Ghosts are produced at a receiver usually because a signal arrives at the receiver through different transmission paths. For example, in a system having a single transmitter, the multipath transmission of a signal may occur because of signal reflection. That is, the receiver receives a transmitted signal and one or more reflections (i.e., ghosts) of the transmitted signal. As another example, the multipath transmission of a signal may occur in a system having plural transmitters that transmit the same signal to a receiver using the same carrier frequency. A network which supports this type of transmission is typically referred to as a single frequency network. Because a ghost results from the multipath transmission of a signal, a ghost is often referred to as multipath interference.
A variety of systems have been devised to deal with the problems caused by ghosts. For example, spread spectrum systems deal very adequately with the problem of a 100% ghost by spreading the transmitted data over a substantial bandwidth. Accordingly, even though a 100% ghost means that some information may be lost, the data can still be recovered because of the high probability that it was spread over frequencies that were not lost because of the ghost. Unfortunately, the data rate associated with spread spectrum systems is typically too low for many applications.
It is also known to transmit data as a data vector. A matched filter in a receiver correlates the received data with reference vectors corresponding to the possible data vectors that can be transmitted. A match indicates the transmitted data. Unfortunately, the data rate typically associated with the use of matched filters is still too low for many applications.
When high data rates are required, equalizers are often used in a receiver in order to reduce ghosts of a main signal. An example of a time domain equalizer is a FIR filter. A FIR filter convolves its response with a received signal in order to recover data and eliminate any ghosts of the data. The coefficients applied by the FIR filter asymptotically decrease toward zero for ghosts that are less than 100%. However, for 100% ghosts, the coefficients applied by the FIR filter do not asymptotically decrease toward zero so that a FIR filter becomes infinitely long if a 100% ghost is to be eliminated, making the FIR filter impractical to eliminate a 100% ghost.
A frequency domain equalizer typically includes a Fast Fourier Transform (FFT) which is applied to the received signal. A multiplier multiplies the frequency domain output of the FFT by a compensation vector. An inverse FFT is applied to the multiplication results in order to transform the multiplication results to the time domain. The compensation vector is arranged to cancel the ghost in the received signal leaving only the main signal. However, information in the received main signal is lost at certain frequencies so that the output of the inverse FFT becomes only an approximation of the transmitted data.

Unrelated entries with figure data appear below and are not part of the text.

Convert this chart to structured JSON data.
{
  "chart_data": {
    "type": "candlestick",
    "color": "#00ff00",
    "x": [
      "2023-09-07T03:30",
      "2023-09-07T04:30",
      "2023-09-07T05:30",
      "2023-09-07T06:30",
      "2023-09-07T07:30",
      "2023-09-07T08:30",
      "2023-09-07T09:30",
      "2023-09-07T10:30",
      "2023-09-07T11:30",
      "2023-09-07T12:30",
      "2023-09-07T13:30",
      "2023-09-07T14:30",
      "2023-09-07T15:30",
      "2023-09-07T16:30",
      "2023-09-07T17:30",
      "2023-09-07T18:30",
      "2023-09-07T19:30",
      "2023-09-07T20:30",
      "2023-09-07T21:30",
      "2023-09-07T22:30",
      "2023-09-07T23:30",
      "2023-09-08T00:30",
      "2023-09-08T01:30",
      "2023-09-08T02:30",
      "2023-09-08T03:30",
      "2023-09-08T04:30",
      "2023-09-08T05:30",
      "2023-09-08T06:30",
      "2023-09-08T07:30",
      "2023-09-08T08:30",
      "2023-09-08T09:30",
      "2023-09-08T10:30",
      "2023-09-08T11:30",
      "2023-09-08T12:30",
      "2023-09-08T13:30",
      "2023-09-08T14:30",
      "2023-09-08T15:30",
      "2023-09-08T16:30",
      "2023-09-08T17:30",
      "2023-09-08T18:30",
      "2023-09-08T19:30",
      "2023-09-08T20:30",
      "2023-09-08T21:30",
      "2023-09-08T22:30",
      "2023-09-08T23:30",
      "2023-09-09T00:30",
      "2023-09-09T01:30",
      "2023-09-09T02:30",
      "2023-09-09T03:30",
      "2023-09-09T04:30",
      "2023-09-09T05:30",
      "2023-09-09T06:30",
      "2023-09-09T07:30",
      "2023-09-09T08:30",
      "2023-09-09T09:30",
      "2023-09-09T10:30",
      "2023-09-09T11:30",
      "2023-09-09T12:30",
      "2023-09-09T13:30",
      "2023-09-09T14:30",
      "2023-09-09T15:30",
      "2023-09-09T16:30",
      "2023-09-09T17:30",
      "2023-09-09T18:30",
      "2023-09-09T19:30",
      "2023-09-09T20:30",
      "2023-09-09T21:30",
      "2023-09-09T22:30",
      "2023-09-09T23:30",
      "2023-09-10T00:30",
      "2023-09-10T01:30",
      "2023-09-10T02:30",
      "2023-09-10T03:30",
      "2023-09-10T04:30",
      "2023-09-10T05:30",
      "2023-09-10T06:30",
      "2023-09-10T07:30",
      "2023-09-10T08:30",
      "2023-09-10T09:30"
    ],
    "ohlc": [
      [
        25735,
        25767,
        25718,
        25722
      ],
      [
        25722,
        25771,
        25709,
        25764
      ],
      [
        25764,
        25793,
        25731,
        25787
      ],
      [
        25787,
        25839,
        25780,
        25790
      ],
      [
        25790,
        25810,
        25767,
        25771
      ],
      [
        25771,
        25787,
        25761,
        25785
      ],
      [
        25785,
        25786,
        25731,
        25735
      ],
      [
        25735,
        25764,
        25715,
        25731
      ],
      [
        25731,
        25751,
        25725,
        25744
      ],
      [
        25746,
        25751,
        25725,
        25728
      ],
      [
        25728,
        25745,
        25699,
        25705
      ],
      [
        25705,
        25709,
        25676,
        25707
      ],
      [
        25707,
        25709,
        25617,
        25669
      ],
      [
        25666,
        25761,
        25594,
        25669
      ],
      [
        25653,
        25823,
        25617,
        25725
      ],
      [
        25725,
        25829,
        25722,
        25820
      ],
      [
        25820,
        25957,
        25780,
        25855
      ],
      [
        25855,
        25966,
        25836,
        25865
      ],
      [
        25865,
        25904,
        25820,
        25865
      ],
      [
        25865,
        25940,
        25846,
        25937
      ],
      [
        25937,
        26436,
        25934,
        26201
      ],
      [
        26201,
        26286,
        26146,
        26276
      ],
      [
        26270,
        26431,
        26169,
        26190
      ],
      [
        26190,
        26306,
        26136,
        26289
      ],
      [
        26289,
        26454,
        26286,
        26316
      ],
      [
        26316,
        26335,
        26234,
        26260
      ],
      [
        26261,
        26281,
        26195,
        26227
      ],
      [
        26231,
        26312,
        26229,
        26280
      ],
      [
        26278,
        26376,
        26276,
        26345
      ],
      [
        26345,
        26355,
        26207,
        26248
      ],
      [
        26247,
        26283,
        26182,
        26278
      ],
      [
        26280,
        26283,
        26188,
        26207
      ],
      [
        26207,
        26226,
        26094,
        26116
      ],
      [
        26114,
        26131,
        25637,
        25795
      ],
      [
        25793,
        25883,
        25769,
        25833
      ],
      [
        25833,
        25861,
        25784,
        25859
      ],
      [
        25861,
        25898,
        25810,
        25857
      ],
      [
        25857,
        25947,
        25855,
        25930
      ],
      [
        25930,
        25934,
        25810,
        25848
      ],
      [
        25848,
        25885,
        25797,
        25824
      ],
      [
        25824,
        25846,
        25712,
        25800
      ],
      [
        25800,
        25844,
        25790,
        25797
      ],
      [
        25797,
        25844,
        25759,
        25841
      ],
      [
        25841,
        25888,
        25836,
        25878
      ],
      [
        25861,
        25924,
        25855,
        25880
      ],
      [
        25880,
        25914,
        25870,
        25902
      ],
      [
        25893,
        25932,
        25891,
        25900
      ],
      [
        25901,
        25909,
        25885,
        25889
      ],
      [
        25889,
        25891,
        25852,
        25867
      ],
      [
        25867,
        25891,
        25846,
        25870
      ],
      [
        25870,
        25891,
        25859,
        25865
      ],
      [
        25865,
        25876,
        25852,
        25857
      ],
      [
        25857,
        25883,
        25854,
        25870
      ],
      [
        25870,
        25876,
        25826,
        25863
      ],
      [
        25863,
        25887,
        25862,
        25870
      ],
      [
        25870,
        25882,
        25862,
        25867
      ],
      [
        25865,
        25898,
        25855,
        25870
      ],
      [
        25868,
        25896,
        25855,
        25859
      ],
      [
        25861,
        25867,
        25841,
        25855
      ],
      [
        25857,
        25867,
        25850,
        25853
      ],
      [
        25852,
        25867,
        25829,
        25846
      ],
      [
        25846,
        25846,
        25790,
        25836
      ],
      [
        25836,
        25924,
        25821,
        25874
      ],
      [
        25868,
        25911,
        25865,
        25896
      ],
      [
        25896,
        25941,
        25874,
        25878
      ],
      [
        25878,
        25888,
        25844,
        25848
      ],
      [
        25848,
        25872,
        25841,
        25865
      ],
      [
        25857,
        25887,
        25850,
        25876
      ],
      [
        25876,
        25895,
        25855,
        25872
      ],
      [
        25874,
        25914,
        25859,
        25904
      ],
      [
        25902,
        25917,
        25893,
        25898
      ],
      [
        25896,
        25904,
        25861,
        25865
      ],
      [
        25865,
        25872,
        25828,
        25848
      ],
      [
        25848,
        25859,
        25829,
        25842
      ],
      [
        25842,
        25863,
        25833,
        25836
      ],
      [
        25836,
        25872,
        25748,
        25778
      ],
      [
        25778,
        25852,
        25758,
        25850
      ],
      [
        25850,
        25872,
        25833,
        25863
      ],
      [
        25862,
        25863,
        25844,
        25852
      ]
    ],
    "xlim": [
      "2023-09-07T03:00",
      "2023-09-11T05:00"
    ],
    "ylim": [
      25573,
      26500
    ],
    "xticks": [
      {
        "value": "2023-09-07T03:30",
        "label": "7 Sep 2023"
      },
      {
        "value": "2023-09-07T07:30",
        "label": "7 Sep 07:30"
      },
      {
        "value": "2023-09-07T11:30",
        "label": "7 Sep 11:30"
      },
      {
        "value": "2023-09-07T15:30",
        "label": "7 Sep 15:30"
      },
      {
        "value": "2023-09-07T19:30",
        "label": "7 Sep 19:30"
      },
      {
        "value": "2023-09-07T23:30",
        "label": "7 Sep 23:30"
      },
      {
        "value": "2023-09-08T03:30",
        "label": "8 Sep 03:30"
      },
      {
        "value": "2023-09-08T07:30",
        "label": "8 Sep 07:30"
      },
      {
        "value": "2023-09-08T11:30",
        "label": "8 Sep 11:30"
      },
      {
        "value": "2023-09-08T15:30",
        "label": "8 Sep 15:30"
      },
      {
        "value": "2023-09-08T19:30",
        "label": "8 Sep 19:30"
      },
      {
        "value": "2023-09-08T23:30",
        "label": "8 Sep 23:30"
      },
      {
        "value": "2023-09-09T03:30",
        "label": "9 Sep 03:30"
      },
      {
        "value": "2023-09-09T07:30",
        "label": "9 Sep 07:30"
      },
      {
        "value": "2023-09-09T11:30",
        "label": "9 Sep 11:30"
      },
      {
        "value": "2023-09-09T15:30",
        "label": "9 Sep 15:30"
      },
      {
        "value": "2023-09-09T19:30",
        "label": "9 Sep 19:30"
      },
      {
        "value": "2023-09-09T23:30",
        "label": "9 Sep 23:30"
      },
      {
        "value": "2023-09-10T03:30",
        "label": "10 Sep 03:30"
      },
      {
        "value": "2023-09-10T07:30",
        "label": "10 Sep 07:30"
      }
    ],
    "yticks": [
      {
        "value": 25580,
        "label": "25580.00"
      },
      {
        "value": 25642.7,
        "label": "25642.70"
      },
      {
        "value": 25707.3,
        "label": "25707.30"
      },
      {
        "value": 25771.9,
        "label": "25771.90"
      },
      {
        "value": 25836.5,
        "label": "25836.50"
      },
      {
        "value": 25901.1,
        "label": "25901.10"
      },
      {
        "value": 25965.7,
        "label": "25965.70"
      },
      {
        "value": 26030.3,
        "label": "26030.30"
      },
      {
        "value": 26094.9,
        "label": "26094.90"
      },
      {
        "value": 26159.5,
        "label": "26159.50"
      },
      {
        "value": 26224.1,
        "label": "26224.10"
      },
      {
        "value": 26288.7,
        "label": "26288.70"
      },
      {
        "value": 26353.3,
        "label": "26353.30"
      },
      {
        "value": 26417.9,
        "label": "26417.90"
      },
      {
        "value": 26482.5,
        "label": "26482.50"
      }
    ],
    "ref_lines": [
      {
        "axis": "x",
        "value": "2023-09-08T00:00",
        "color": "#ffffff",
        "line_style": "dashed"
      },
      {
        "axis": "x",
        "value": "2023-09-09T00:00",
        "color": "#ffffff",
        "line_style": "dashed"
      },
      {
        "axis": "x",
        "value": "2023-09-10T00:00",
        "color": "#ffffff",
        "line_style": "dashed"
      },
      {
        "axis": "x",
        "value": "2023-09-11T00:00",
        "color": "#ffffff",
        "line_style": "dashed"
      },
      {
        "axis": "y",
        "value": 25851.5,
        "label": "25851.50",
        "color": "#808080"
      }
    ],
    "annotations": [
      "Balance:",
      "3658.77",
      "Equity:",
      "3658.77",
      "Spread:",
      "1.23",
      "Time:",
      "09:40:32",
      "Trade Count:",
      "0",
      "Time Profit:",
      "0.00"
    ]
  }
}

U.S. application Ser. No. 09/158,730 filed Sep. 22, 1998 discloses a vector domain equalizer which effectively eliminates ghosts up to 100% by distributing the transmitted data in both time and frequency so that the vectors are essentially random in the time and frequency domains. Accordingly, in a heavily ghosted channel, all data can be recovered with small noise enhancement, and any enhanced noise that does exist is near white. However, the number of calculations performed by the transform in the receiver to recover the data is large.
U.S. application Ser. No. 09/283,877 filed Apr. 1, 1999 discloses a single path equalizer which effectively eliminates ghosts up to 100% and which uses fewer calculations. This equalizer includes a pre-processor, a finite filter, and a post-processor. The pre-processor multiplies a data input block received from the channel by coefficients b in order to modulate the received main signal and its ghost so that the ghost is less than the received main signal. The finite filter applies coefficients a in order to eliminate the ghost from the multiplication results. The post-processor applies coefficients c to the output of the finite filter in order to reverse the effects of the modulation imposed by the pre-processor. Also, the post-processor applies a window function to the output of the finite filter. This single path equalizer somewhat enhances noise picked up in the channel.
U.S. application Ser. No. 09/425,522 filed Oct. 22, 1999 discloses a dual parallel path equalizer having a pre-processor, a finite filter, and a post-processor in each path. The pre-processors multiply a data input block received from the channel by corresponding coefficients b1 and b2 in order to modulate the received main signal and its ghost so that the ghost is less than the received main signal. The finite filters apply corresponding coefficients a1 and a2 in order to eliminate the ghost from the multiplication results. The postprocessors apply corresponding coefficients c1 and c2 to the outputs of the finite filters in order to reverse the effects of the modulations imposed by the pre-processors. Each of the outputs of the post-processors is a solution to the problem of a ghost. That is, substantially no ghost is present in the output from each of the post-processors. The outputs of the post-processors are added in order to substantially minimize enhancement of noise, thus producing better signal to noise performance as compared to a single path equalizer.
The present invention is directed to an equalizer which uses less hardware than the dual path equalizer describe above, and which also substantially eliminates ghosts up to 100% while at the same time producing good noise performance.